Readers generally don't turn to The New Republic for humor; nothing in its pages suggests there's a lot of silly string fights breaking out at editorial meetings. Lee Siegel's attack on Seinfeld's and Curb Your Enthusiasm's Larry David reminds us that starch isn't just found at laundries and in potatoes. Siegel says:
There has been a lot of handwringing during the past thirty years over the way mainstream culture has appropriated the adversarial energies of the avant-garde. But comedy was a last bastion of lucid insanity: long after Rothko sold paintings to the Four Seasons, Lenny Bruce was still manically holding forth on stage. With Curb Your Enthusiasm, however, comedy's citadel of genuine opposition has finally been overrun, and the hilarious barbarians have been driven out by the uptight hordes. The respectable deviance created by consumerism's ever-expanding arena of appetite has devoured the comedic impulse itself. Rather than taking as his targets the Stuffed Shirt, the Self-Absorbed Sucker, and the Bully–as Chaplin once did, and the Marx Brothers, and Laurel and Hardy, and W.C. Fields, and Sid Caesar, and Woody Allen, and Bob Newhart, and Mel Brooks–David sets his sights on the little guy, the perennial target of the Stuffed Shirt, the Self-Absorbed Sucker, and the Bully. David's wit is a huge exercise in defection, a way of making the death of sympathy seem like a price worth paying for a chuckle.
Comedy used to be about the iron, the ancient Greek word for the original little guy, who appeared in classical comedy puncturing the sometimes just maddening, sometimes harmful pretensions of the big guy. It set the spiritual order right by turning the social order upside down. But Larry David has returned the social order to its upright position by standing comedy on its head. For perhaps the first time in the history of the genre, he has put comedy on the side of the big guy.
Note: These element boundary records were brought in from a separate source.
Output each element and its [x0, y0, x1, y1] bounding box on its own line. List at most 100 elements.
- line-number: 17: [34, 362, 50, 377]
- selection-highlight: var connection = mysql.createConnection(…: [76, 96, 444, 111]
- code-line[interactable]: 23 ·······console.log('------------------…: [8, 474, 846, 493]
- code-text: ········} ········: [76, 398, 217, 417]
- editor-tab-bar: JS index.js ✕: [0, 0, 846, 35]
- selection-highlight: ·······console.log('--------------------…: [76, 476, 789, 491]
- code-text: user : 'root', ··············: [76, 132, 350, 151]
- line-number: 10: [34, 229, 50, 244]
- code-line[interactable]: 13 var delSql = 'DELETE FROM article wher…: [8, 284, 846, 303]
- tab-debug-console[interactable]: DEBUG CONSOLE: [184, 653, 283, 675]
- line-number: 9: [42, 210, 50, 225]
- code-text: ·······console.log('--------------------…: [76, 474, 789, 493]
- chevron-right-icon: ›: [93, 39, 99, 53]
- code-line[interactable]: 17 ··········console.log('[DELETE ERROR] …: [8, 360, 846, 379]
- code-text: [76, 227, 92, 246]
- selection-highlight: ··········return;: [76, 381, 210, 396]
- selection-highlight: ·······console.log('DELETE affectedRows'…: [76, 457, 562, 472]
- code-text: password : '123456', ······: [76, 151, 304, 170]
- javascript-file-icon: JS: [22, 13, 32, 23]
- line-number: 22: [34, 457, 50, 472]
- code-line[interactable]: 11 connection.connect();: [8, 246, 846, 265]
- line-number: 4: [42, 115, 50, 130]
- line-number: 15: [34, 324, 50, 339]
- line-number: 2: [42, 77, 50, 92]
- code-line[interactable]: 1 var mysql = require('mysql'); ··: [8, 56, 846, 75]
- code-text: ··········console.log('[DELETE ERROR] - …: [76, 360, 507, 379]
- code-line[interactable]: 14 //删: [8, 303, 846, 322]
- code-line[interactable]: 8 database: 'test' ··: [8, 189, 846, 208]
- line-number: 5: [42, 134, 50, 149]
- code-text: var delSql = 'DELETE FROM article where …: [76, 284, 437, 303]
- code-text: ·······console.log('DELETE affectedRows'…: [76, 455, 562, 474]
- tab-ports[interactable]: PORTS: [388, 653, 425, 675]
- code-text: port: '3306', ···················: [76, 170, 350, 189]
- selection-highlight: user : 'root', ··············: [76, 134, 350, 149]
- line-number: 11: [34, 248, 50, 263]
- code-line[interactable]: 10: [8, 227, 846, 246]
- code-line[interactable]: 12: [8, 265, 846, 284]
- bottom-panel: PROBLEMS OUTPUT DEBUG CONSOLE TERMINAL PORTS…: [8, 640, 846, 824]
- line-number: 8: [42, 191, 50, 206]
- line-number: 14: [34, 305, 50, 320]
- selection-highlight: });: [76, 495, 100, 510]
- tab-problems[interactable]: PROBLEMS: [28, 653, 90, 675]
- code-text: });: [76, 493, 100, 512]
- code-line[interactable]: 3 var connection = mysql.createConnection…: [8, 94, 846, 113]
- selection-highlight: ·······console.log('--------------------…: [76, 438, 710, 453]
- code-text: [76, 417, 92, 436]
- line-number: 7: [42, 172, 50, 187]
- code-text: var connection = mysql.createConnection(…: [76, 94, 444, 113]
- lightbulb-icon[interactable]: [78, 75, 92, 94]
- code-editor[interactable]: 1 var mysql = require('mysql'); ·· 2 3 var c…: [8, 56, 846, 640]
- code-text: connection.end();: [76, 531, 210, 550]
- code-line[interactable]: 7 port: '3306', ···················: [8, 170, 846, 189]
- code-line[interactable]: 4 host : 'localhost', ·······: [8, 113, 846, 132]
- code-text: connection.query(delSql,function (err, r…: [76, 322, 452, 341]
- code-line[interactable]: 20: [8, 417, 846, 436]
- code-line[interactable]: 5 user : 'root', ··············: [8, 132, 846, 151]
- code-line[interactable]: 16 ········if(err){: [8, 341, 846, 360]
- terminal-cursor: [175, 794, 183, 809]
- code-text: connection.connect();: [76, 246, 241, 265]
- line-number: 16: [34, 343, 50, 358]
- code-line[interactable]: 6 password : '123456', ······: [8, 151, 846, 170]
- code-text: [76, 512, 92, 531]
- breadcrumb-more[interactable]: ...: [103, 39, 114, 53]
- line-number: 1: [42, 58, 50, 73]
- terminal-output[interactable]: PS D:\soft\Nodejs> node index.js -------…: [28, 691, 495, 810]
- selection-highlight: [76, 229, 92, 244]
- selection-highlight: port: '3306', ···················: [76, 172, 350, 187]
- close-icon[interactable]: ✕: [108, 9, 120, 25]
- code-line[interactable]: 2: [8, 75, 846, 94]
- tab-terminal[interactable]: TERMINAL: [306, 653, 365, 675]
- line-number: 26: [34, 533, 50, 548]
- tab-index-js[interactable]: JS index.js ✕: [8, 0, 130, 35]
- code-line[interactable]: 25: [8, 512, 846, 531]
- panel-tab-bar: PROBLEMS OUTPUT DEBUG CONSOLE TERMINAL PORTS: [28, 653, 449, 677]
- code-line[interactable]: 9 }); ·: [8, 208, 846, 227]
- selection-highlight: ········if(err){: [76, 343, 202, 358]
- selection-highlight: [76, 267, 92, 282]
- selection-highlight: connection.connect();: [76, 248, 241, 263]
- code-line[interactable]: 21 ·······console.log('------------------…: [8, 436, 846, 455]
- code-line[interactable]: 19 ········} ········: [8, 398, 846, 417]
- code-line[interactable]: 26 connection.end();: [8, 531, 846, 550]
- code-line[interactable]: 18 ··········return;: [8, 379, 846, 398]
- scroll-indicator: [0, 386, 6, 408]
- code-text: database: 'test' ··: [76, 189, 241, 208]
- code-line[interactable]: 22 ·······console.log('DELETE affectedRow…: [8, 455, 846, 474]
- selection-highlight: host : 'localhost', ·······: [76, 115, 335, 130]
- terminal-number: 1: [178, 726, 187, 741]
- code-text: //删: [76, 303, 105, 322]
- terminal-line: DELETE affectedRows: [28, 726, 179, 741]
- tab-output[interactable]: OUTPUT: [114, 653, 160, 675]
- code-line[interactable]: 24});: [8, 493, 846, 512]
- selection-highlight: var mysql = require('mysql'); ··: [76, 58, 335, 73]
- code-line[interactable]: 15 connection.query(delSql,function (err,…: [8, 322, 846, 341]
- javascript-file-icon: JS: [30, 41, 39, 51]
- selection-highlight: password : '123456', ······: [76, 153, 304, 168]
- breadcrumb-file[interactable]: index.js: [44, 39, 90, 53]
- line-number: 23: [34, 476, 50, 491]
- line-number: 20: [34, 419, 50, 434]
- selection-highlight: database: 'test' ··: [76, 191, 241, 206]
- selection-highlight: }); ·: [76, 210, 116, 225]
For argument's sake, let's agree that a world filled with Sid Caesar's unspeakably rotten fake-foreign-language shtick and Bob Newhart's safe-as-milk janitor-in-the-Empire-State-Building-while-King-Kong-is-climbing-it somehow represent a comedic Garden of Eden. Let's even agree with Siegel's implicit assumption that comedy, presumably like all other forms of "repsonsible" creative expression, needs always to be properly didactic and good-fer-ya–the moral equivalent of a Cross Your Heart bra.
He seems to have spectacularly missed a central point of Curb Your Enthusiasm: That Larry David is supposed to be a total fucking asshole and that the viewer's pleasure comes from watching him get screwed (sometimes rightly, sometimes wrongly) due to his own actions. Siegel may not find that funny though clearly the show's many fans do, and he clearly has no interest in thinking through why audiences might respond to such antics (rather, he implies that fans of the show, like David himself, are somehow contemptible). But then the point of his essay seems less to illuminate contemporary humor and more to assert olde-tyme tastemaker chops.